Jetzt handeln und Drogenkrise verhindern
Prof. Dr. Hendrik Streeck: „Wir müssen schneller, systematischer und konsequenter reagieren auf neue, immer gefährlichere Drogen.“
Im Jahr 2024 sind in Deutschland 2.137 Menschen an den Folgen ihres Konsums illegaler Drogen verstorben. Das sind nur 90 Fällen weniger als im Vorjahr und daher weiterhin ein sehr hoher Wert. Darin zeichnet sich ein besorgniserregender Anstieg der Todesfälle bei jungen Konsumierenden unter 30 Jahren von 14 Prozent ab, ein sprunghafter Zuwachs an Todesfällen in Verbindung mit synthetischen Opioiden und Neuen Psychoaktiven Stoffen sowie eine wachsende Zahl von Mischkonsumenten. Die Dynamik auf dem Drogenmarkt nehme gefährlich Fahrt auf, sagte der Beauftragte der Bundesregierung für Sucht- und Drogenfragen Prof. Hendrik Streeck.

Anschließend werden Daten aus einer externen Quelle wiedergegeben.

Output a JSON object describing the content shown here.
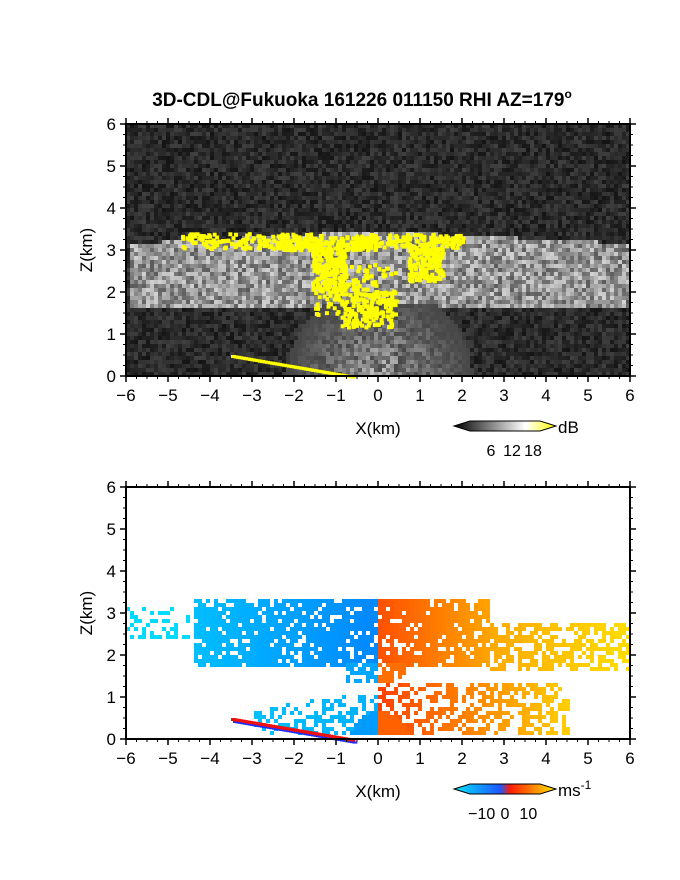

„Wir erleben eine quasi pandemische Dynamik, die wir schon kennen: Einzelne Ausbrüche, neue Substanzen, schnelle Verbreitung, lückenhafte Datenlage – und ein System, das zu träge ist, um rechtzeitig zu reagieren“, erklärt Prof. Dr. Hendrik Streeck, Beauftragter der Bundesregierung für Sucht- und Drogenfragen bei der Vorstellung der neuen Drogentotenzahlen im Berliner Vivantes Klinikum „Am Urban“. „Wenn wir nicht aufpassen, verschärft sich diese Entwicklung in wenigen Jahren zu einer Krise mit massiven gesundheitlichen und gesellschaftlichen Folgen.“
Besonders dramatisch sei: Noch nie wurden bei Verstorbenen so viele unterschiedliche Substanzen toxikologisch nachgewiesen wie im vergangenen Jahr. Noch nie war Mischkonsum so prävalent – und noch nie waren synthetische Opioide wie etwa Fentanyl bei so vielen Todesfällen gefunden worden (342 Fälle, rund 16 Prozent). Die Zahl der Todesfälle an denen andere Neue Psychoaktive Stoffe beteiligt waren, stieg um mehr als 70 Prozent auf 154. Dies deckt sich mit internationalen Erkenntnissen – insbesondere in Nordamerika.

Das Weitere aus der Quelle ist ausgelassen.